Benjamin Gerritz

When thinking about trade policy, tariffs and quotas may be what typically comes to mind. The truth is multilateral trade agreements have affected people in numerous ways, including impeding on access to HIV medications.

As the U.S. Congress prepares to vote on a very important trade bill in the coming weeks, I hope our elected officials deeply consider the policy failures of the past so as not to repeat the trading of HIV-positive lives away.

The World Health Organization (WHO) currently estimates there are 35 million people living with HIV, myself included. Since 1981, the WHO has recorded 39 million AIDS-related deaths. These numbers would unquestionably be much higher were it not for health programs such as the U.S. President’s Emergency Plan for AIDS Relief (PEPFAR), the Global Fund to Fight AIDS, Tuberculosis and Malaria, and the U.S. Ryan White program.

PEPFAR has been heralded as among the most successful global health programs, but this program also exposed a trade policy failure often referred to as a death by patent. The announcement of PEPFAR’s creation was delivered during President Bush’s State of the Union in 2003. During this speech, the president called on Congress to commit $15 billion to address the growing global AIDS pandemic, citing the cost effectiveness of allocating funds for HIV medications.

At the time, the president stated the cost of treatment for one person had dropped from $10,000 per year to $300. He was accurate about the cost, but he hadn’t factored in the Pharmaceutical Research and Manufacturers of America (PhRMA) factor. The $300 was for generic HIV medications manufactured in India, but $10,000 was the patent protected price in the United States.

Following the State of the Union speech, PhRMA moved quickly to ensure PEPFAR would not purchase India’s generics. Pharmaceutical companies and policy makers used patent and intellectual property terms in the U.S.–backed World Trade Organization (WTO) to restrict access to generic treatments. This resulted in the first years of PEPFAR characterized by the program paying $10,000 per year for medication for one person, which was not what the president initially intended.

It would take years of advocacy from groups such as TAG, ACT UP and Doctors Without Borders before the WTO eased restrictions allowing generic HIV medications to flow to people in need. During this struggle, at least 10 million needlessly died. This easing of the WTO’s trade barriers for HIV medications has translated into 12 million people who are currently receiving medicines through global health programs. Over 80 percent of PEPFAR’s medications are currently being purchased from India at a price of less than $100 per year. The $100 cost likely sounds very refreshing to Americans living with HIV who, like me, would have to pay $3,400 per month or more for our lifesaving medication without insurance.

It is with both PEPFAR’s success and the WTO’s failures in mind that I am deeply concerned there may be a repeat of death by patent coming. Right now, the United States is negotiating a massive free trade agreement between 11 countries throughout the Pacific Rim and Southeast Asia. This deal, known as the Trans Pacific Partnership (TPP), has sparked widespread outrage over potential implications.
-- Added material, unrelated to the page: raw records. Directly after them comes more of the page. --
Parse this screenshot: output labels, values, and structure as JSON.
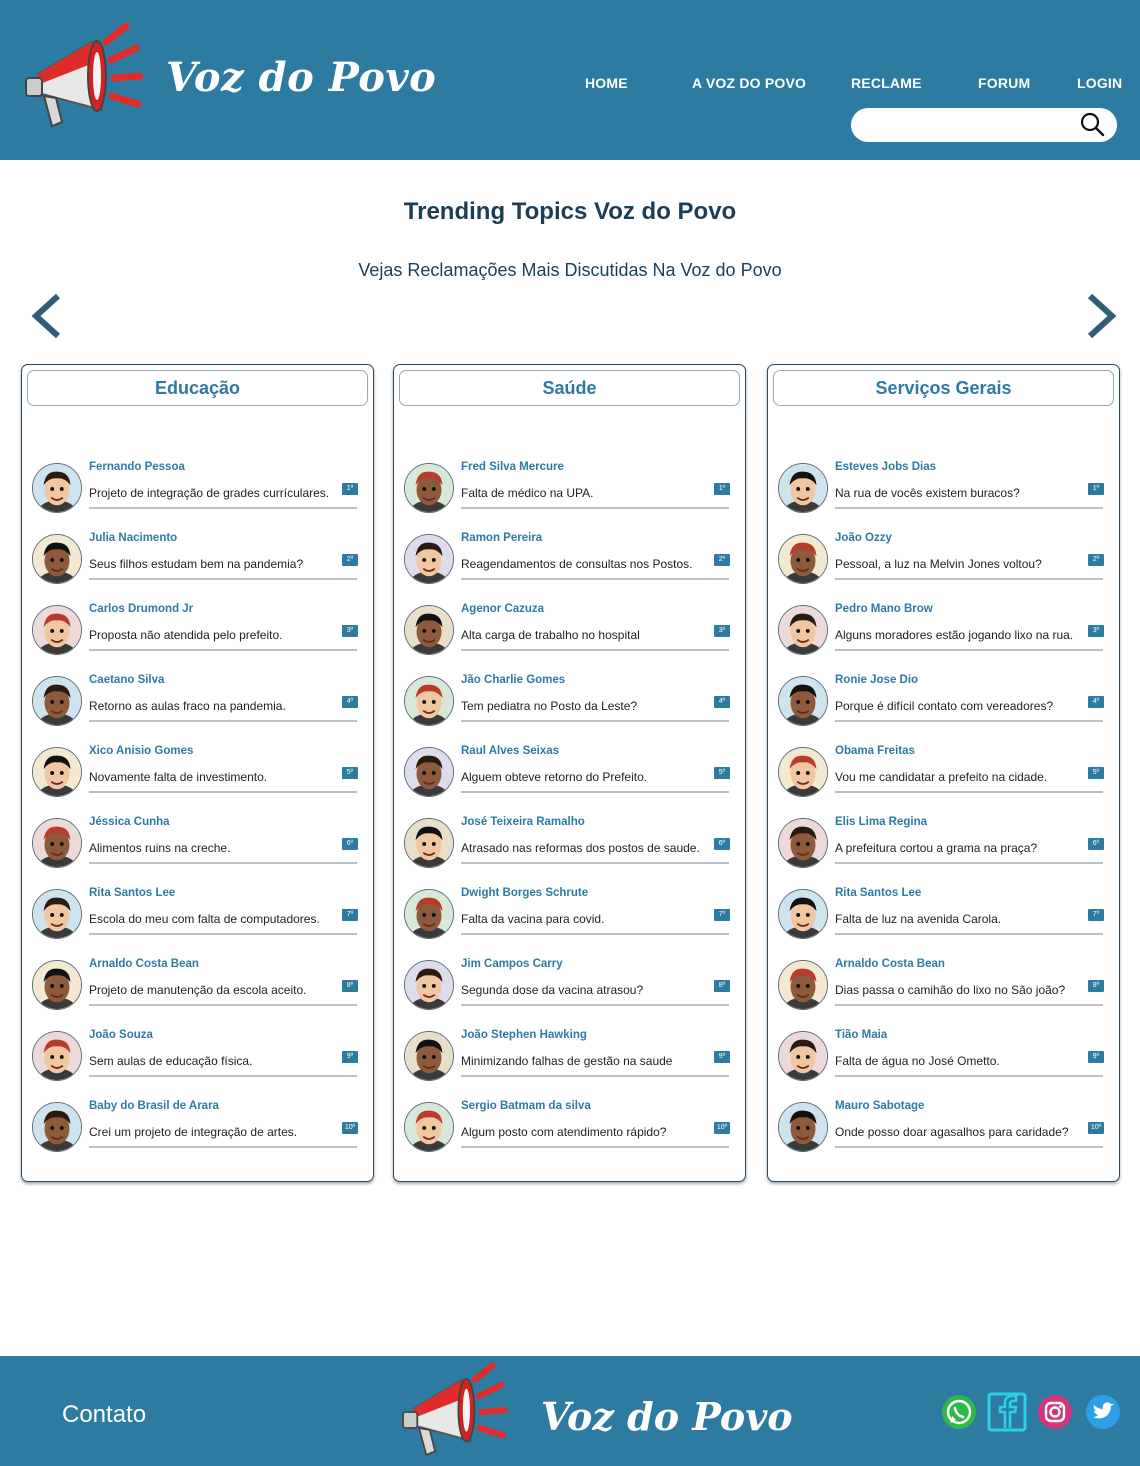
{
  "header": {
    "brand": "Voz do Povo",
    "nav": [
      "HOME",
      "A VOZ DO POVO",
      "RECLAME",
      "FORUM",
      "LOGIN"
    ],
    "search_placeholder": "",
    "search_icon": "search-icon",
    "logo_icon": "megaphone-icon"
  },
  "main": {
    "title": "Trending Topics Voz do Povo",
    "subtitle": "Vejas Reclamações Mais Discutidas Na Voz do Povo",
    "prev_icon": "chevron-left-icon",
    "next_icon": "chevron-right-icon"
  },
  "columns": [
    {
      "title": "Educação",
      "items": [
        {
          "name": "Fernando Pessoa",
          "text": "Projeto de integração de grades currículares.",
          "rank": "1º"
        },
        {
          "name": "Julia Nacimento",
          "text": "Seus filhos estudam bem na pandemia?",
          "rank": "2º"
        },
        {
          "name": "Carlos Drumond Jr",
          "text": "Proposta não atendida pelo prefeito.",
          "rank": "3º"
        },
        {
          "name": "Caetano Silva",
          "text": "Retorno as aulas fraco na pandemia.",
          "rank": "4º"
        },
        {
          "name": "Xico Anisio Gomes",
          "text": "Novamente falta de investimento.",
          "rank": "5º"
        },
        {
          "name": "Jéssica Cunha",
          "text": "Alimentos ruins na creche.",
          "rank": "6º"
        },
        {
          "name": "Rita Santos Lee",
          "text": "Escola do meu com falta de computadores.",
          "rank": "7º"
        },
        {
          "name": "Arnaldo Costa Bean",
          "text": "Projeto de manutenção da escola aceito.",
          "rank": "8º"
        },
        {
          "name": "João Souza",
          "text": "Sem aulas de educação física.",
          "rank": "9º"
        },
        {
          "name": "Baby do Brasil de Arara",
          "text": "Crei um projeto de integração de artes.",
          "rank": "10º"
        }
      ]
    },
    {
      "title": "Saúde",
      "items": [
        {
          "name": "Fred Silva Mercure",
          "text": "Falta de médico na UPA.",
          "rank": "1º"
        },
        {
          "name": "Ramon Pereira",
          "text": "Reagendamentos de consultas nos Postos.",
          "rank": "2º"
        },
        {
          "name": "Agenor Cazuza",
          "text": "Alta carga de trabalho no hospital",
          "rank": "3º"
        },
        {
          "name": "Jão Charlie Gomes",
          "text": "Tem pediatra no Posto da Leste?",
          "rank": "4º"
        },
        {
          "name": "Raul Alves Seixas",
          "text": "Alguem obteve retorno do Prefeito.",
          "rank": "5º"
        },
        {
          "name": "José Teixeira Ramalho",
          "text": "Atrasado nas reformas dos postos de saude.",
          "rank": "6º"
        },
        {
          "name": "Dwight Borges Schrute",
          "text": "Falta da vacina para covid.",
          "rank": "7º"
        },
        {
          "name": "Jim Campos Carry",
          "text": "Segunda dose da vacina atrasou?",
          "rank": "8º"
        },
        {
          "name": "João Stephen Hawking",
          "text": " Minimizando falhas de gestão na saude",
          "rank": "9º"
        },
        {
          "name": "Sergio Batmam da silva",
          "text": "Algum posto com atendimento rápido?",
          "rank": "10º"
        }
      ]
    },
    {
      "title": "Serviços Gerais",
      "items": [
        {
          "name": "Esteves Jobs Dias",
          "text": "Na rua de vocês existem buracos?",
          "rank": "1º"
        },
        {
          "name": "João Ozzy",
          "text": "Pessoal, a luz na Melvin Jones voltou?",
          "rank": "2º"
        },
        {
          "name": "Pedro Mano Brow",
          "text": "Alguns moradores estão jogando lixo na rua.",
          "rank": "3º"
        },
        {
          "name": "Ronie Jose Dio",
          "text": "Porque é difícil contato com vereadores?",
          "rank": "4º"
        },
        {
          "name": "Obama Freitas",
          "text": "Vou me candidatar a prefeito na cidade.",
          "rank": "5º"
        },
        {
          "name": "Elis Lima Regina",
          "text": "A prefeitura cortou a grama na praça?",
          "rank": "6º"
        },
        {
          "name": "Rita Santos Lee",
          "text": "Falta de luz na avenida Carola.",
          "rank": "7º"
        },
        {
          "name": "Arnaldo Costa Bean",
          "text": "Dias passa o camihão do lixo no São joão?",
          "rank": "8º"
        },
        {
          "name": "Tião Maia",
          "text": "Falta de água no José Ometto.",
          "rank": "9º"
        },
        {
          "name": "Mauro Sabotage",
          "text": "Onde posso doar agasalhos para caridade?",
          "rank": "10º"
        }
      ]
    }
  ],
  "footer": {
    "contact": "Contato",
    "brand": "Voz do Povo",
    "social": [
      "whatsapp-icon",
      "facebook-icon",
      "instagram-icon",
      "twitter-icon"
    ]
  },
  "colors": {
    "primary": "#2e7ba1",
    "title": "#1b3e56",
    "megaphone_red": "#e02b2b"
  }
}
In referring to the TPP, the director of the WHO recently stated, “If these agreements open trade yet close access to affordable medicines, we have to ask: Is this really progress at all, especially with the costs of care soaring everywhere?” The terms of this trade agreement, like previous ones including the WTO, have been negotiated in secret with the public and even members of the U.S. Congress barred from knowing the full extent of what is being negotiated on our behalf.

What is known is the terms are being written by 600 negotiators, the vast majority of whom represent U.S. multinational corporations with PhRMA as the TPP’s chief lobbyist. Through leaked copies of the TPP text by Wikileaks, people have been provided information on the trade agreement’s terms. One of the terms authorizes corporations to sue sovereign governments over laws passed to protect public health. This provision is tragically similar to the one used to restrict access to medicines under the WTO previously.

In the coming weeks, the U.S. Congress will be voting on a Fast Track bill designed to quickly pass the terms of the TPP through Congress. If Congress passes Fast Track, it will mean the TPP will come before Congress for a simple yay or nay vote devoid of substantive debate or amendments. This would provide a narrow opportunity to ensure the TPP doesn’t repeat the faults of the WTO.

I assume most members of Congress would characterize the previous death by patent situation as having been a tragedy we could have prevented. I hope, when our elected officials cast their votes on Fast Track, all of the implications of their decisions are deeply considered.


Benjamin Gerritz is a coordinator of the Prevention with Positives program at Cascade AIDS Project and a board member with Oregon Fair Trade Campaign, a statewide grassroots organization. Gerritz was on the 2013 POZ 100 list and was recognized as a 2014 Queer Hero NW.